Yes, this may take a few hours on the weekend. But it will significantly cut down on stress and indecision throughout the week when you’re hit with decision fatigue.

Braindump at the End of the Day

This is a favorite of mine. Does it have a direct correlation to decision fatigue? I’m not sure. But does it help clear my head at the end of the day? Absolutely. And a clear mind can only be good for decision fatigue–I think! I like to do a braindump before I go to bed, but before leaving the office can be a great time to do this too. The mind’s chatter can be overwhelming sometimes – running to-do lists, things you don’t want to forget to do or tell someone about, small decisions that are still open and need to be finalized, etc. By getting these thoughts and tasks out of your head and onto paper, you can leave them until the next day when you can prioritize and take action, instead of trying to solve all of those problems while lying in bed at 2 am.
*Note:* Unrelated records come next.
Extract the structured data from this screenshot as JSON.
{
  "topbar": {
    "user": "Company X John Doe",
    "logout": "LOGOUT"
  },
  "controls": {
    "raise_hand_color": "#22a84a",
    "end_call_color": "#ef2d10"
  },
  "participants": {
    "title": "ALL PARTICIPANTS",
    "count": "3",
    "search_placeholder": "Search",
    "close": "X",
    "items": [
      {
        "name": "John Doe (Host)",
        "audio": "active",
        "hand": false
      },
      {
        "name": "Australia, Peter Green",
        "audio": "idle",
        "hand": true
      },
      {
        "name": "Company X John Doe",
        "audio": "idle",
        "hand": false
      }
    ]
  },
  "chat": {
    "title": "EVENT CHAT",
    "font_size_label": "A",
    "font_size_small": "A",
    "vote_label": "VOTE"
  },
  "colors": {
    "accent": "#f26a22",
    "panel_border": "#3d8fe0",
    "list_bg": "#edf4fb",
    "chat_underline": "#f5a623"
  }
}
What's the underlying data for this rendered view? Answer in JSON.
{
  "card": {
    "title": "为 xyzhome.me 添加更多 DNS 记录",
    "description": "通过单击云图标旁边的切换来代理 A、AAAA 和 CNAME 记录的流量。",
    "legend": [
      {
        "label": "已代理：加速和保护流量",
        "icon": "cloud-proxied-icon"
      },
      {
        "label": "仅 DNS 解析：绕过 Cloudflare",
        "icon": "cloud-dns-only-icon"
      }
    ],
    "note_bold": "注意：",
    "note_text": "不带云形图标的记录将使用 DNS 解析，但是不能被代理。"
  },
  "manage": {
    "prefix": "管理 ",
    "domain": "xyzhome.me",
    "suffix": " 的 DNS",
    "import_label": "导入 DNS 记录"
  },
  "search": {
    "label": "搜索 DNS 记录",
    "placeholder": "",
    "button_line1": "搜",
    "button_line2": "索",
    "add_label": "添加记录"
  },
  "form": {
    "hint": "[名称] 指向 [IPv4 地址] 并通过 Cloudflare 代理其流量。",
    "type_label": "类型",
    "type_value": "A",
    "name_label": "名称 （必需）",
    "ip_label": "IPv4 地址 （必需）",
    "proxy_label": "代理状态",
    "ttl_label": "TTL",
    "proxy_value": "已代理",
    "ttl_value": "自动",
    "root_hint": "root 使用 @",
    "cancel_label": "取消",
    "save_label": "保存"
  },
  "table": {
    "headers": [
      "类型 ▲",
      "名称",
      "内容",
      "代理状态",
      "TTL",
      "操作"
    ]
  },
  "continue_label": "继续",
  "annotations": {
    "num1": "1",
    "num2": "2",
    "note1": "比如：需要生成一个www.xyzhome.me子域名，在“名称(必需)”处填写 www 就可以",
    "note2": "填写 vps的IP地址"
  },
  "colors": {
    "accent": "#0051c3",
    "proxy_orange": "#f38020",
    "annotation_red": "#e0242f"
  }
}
Plus getting a good night’s sleep is good for mitigating decision fatigue!

To learn more about quieting your mind’s chatter, check out this episode of our podcast.

Create a Self-Care Routine

This is another method for proactively creating some calm, clarity, and space in your day to quiet the mind, refresh your energy, and get centered. Operating from this place enhances your ability to not only make more decisions, but better decisions. While you can certainly whip out a quick breathing technique or do some push-ups on the fly, you will get the most benefits by consistently practicing a self-care routine.

Self-care routines can look a little different for everyone, but they generally include some of the following: exercise, journaling, breathing, yoga, prayer, sitting in silence, or meditation. I think a bubble bath, walking outside, or a skincare routine falls into this category too! Why these activities? Because they are all designed to go inward, to allow thoughts to come and go with no attachment to the outcome. They create a space for you to just be. And, if you’re anything like me, these are the times when you get the most clarity and the best ideas – when you are simply in the moment, just being. No agenda. No expectations. When this becomes a part of your daily life, just think how much more effective you will be when you’re hit with the hard stuff of running a business and the tough leadership decisions.

While decision fatigue can happen to the best of us, there are ways to combat it by making decisions ahead of time, delegating or delaying decision making, and creating routines that help us stay centered and clear.

Have you experienced decision fatigue? How did it impact your life or career? What would you add to this list to help others mitigate decision fatigue?